The Peel Trident, which was offered to an incredulous public in 1966, is another of those ill-conceived vehicles that the manufacturer really should have thought twice about.
It was advertised as 'almost as cheap as walking' and that was really it's only good point. The manufacturers claim that it would seat two people occasionally; since the single seat was just 31 inches long it would have been cosy at best, but more likely highly cramped. The bodywork was made out of glass fibre; the protection it offered to the occupant, or crushed up occupants, was minimal.
The vehicle is possibly the tiniest car which has ever been made, which suggests that it certainly wasn't built with safety as a priority. The engine, a massive 50 cc DKW two stroke, produced 4.2 brake horsepower, as well as noxious fumes from the oil that had to be mixed with the petrol. Top speed was just 28 mph, which considering the fragility of this conveyance was far too fast.
The list of safety features was very short. The fact is it didn't have any. There was no seatbelt but then it would have been a waste of time to fit one anyway because there was nothing solid to fit it to. Airbags? No, not enough room. A padded interior? This car was already far too tiny for most average sized people without reducing the available space in the cockpit even further. side impact protection? In a collision with anything more solid than a feather pillow the Trident would have come off second best.

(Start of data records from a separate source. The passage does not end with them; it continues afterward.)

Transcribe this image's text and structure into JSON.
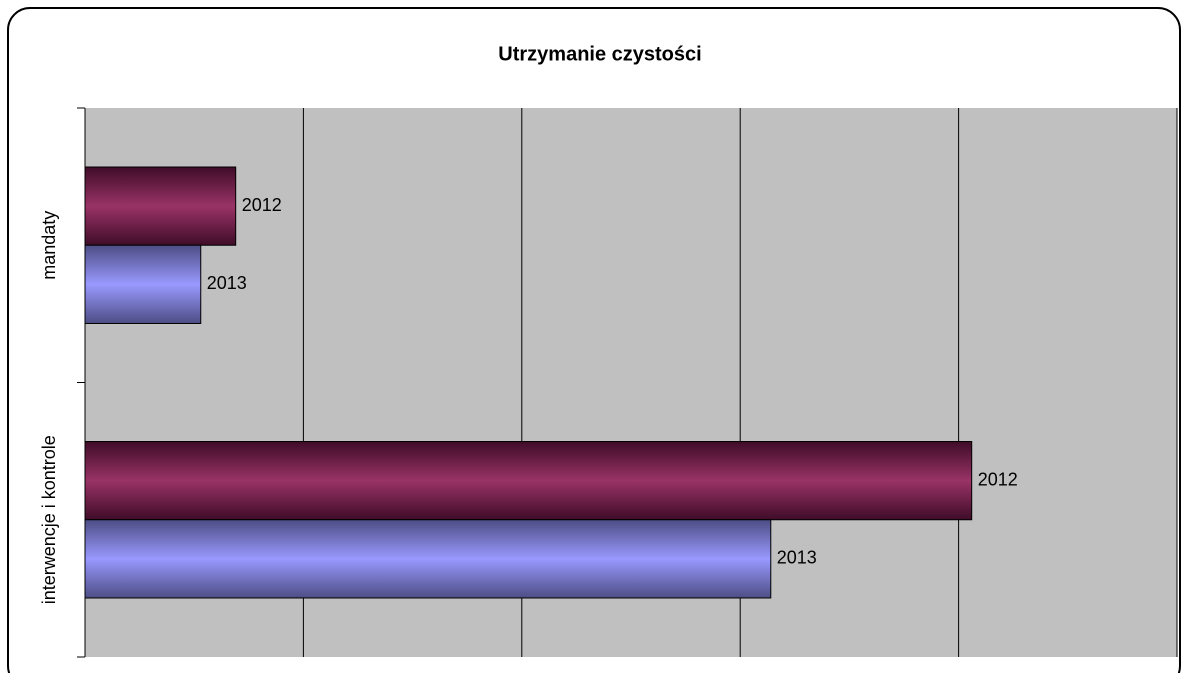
{
  "chart_data": {
    "type": "bar",
    "orientation": "horizontal",
    "title": "Utrzymanie czystości",
    "categories": [
      "mandaty",
      "interwencje i kontrole"
    ],
    "series": [
      {
        "name": "2012",
        "color": "#993366",
        "values": [
          69,
          406
        ]
      },
      {
        "name": "2013",
        "color": "#9999ff",
        "values": [
          53,
          314
        ]
      }
    ],
    "xlim": [
      0,
      500
    ],
    "xticks": [
      0,
      100,
      200,
      300,
      400,
      500
    ],
    "tick_labels": false,
    "grid": true,
    "legend": false
  }
}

No one ever seems to have got round to testing the steering and roadholding but such a lightweight car as this must've given a very interesting ride over a bumpy surface , or when the wind blew.
Perhaps the most ludicrous design feature, however, was the glass dome on top of it. It certainly gave good visibility if the occupants wanted to look at the sky but it would also ensure that on a hot sunny day the interior would turn into a Turkish bath. Was it fitted with air conditioning? What do you think?
The risk of being fried by the sun faded into irrelevance however compared to the danger of being decapitated by flying glass if the contraption was involved in an accident or, heaven forbid, turned over. Time Magazine listed it as one of the 50 worst cars ever made which is surprising since some would call it the worst ever full stop. It is little surprise that as few as 45 of these amazing flying saucer impersonators were ever sold, and the Peel engineering company was quietly dissolved in 1974.